= Harmonic and Individual Lines and Noise =

Parametric codec for audio

Harmonic and Individual Lines and Noise (HILN) is a parametric codec for audio. The basic premise of the encoder is that most audio, and particularly speech, can be synthesized from only sinusoids and noise. The encoder describes individual sinusoids with amplitude and frequency, harmonic tones by fundamental frequency, amplitude and the spectral envelope of the partials, and the noise by amplitude and spectral envelope. This type of encoder is capable of encoding audio to between 6 and 16 kilobits per second for a typical audio bandwidth of 8 kHz. The framelength of this encoder is 32 ms.
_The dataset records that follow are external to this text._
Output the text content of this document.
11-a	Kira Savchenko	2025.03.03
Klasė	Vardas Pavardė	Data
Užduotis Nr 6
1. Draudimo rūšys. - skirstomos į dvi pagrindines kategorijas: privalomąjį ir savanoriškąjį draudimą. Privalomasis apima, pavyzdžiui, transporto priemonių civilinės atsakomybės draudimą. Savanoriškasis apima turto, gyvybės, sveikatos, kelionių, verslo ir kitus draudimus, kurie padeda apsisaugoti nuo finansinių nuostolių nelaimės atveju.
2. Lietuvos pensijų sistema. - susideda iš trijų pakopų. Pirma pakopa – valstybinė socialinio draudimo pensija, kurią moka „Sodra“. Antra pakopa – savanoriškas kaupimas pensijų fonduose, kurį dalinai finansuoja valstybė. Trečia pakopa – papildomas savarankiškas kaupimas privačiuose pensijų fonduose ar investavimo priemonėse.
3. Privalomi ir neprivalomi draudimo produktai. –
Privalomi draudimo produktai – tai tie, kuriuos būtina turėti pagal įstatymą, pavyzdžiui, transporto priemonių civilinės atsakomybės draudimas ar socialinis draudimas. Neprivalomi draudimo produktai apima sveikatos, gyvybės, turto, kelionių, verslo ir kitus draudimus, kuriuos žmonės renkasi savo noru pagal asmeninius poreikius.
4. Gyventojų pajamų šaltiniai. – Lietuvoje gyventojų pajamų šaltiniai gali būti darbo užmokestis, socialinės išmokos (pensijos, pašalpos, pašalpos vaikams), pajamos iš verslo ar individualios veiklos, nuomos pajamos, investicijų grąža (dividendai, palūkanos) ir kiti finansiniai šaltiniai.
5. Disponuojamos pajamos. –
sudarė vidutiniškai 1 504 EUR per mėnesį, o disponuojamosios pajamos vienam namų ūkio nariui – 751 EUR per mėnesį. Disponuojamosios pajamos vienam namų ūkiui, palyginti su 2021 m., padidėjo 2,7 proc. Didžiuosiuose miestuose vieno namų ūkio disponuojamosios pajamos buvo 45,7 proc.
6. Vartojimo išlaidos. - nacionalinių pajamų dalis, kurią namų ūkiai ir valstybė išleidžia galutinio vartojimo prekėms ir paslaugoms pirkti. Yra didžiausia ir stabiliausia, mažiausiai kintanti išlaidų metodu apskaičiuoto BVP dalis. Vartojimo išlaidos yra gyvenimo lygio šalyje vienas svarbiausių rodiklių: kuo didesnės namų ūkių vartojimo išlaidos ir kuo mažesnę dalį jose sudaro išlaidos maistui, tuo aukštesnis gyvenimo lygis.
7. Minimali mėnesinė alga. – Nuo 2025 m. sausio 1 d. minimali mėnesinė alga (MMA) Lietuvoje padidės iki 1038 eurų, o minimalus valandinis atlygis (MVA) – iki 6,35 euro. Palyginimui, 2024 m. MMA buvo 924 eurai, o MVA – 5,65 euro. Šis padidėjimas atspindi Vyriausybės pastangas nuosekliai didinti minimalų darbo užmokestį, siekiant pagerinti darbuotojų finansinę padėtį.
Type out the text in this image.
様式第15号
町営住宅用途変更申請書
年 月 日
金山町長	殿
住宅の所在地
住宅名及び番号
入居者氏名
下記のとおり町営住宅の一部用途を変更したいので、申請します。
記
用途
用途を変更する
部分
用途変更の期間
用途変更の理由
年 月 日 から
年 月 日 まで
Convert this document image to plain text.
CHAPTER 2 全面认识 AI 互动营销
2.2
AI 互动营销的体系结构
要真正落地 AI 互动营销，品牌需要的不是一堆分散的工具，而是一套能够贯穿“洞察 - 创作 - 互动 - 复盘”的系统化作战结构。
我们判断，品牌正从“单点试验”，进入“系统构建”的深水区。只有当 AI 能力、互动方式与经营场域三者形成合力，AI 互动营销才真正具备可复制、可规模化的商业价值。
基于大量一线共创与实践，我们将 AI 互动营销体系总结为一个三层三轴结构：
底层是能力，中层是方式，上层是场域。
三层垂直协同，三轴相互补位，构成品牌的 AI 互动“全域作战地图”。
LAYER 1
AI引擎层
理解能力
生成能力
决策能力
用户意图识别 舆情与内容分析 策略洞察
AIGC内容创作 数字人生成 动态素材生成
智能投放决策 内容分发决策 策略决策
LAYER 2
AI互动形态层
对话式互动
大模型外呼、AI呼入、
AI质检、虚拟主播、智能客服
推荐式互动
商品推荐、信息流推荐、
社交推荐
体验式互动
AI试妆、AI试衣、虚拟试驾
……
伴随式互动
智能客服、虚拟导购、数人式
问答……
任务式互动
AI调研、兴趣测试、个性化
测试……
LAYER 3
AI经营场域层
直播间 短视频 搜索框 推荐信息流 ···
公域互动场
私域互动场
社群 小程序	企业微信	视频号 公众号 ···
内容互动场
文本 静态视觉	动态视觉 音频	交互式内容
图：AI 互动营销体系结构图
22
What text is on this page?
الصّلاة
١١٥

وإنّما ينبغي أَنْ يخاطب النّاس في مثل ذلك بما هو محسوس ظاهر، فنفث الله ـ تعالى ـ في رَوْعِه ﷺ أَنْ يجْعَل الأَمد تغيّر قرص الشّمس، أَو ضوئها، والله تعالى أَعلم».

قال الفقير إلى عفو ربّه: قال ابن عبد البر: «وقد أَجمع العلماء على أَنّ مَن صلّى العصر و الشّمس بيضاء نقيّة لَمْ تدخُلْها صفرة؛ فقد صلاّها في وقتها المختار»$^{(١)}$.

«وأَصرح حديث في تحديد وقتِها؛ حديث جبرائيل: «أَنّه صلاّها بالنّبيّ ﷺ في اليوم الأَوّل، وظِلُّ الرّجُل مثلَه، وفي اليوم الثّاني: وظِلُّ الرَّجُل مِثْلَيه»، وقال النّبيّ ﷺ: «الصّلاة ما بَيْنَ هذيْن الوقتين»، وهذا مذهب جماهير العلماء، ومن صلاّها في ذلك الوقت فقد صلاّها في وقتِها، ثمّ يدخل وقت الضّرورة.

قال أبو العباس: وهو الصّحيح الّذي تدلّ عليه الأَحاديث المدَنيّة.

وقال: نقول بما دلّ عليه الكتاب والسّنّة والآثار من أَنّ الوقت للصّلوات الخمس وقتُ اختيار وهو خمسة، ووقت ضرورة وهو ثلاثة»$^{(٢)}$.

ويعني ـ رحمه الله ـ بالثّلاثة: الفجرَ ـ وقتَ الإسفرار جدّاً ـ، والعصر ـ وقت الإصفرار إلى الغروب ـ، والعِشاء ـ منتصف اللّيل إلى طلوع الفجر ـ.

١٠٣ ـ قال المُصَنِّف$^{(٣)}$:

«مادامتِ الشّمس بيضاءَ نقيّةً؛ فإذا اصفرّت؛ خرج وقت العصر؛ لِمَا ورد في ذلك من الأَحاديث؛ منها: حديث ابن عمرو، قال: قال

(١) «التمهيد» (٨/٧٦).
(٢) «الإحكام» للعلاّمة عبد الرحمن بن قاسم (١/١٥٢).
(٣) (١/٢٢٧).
A typical codec extracts sinusoid information from the samples by applying a short-time Fourier transform to the samples and using that to find the important harmonic content of a single frame. By matching sinusoids across frames, the encoder is capable of grouping them into harmonic lines and individual sinusoids. The matching can take amplitude, frequency and phase into account when trying to match sinusoids across frames. Differences between amplitude and frequency within a track can be coded with fewer bits than each individual single sinusoid would require, thus the longer a track the encoder can find, the better it will be able to reduce the final bitrate.

The decoder uses an add-and-overlap strategy: each frame in the bitstream contains parameters for 32 ms, however, the next frame starts halfway through the current frame. By filtering the synthesized segments with a Hanning filter, adding two overlapping frames together will produce a smooth transition between the two. This also applies to the encoder because the short Fourier transform gives better results when the data is pre-processed with a Hanning filter.

Synthesizing only the sinusoids sounds artificial and metallic. To mask this, the encoder subtracts the synthesized sinusoids from the original audio signal. The residual is then matched to a linear filter that is excited with white noise. The extracted parameters can then be quantized, coded and multiplexed into a bitstream.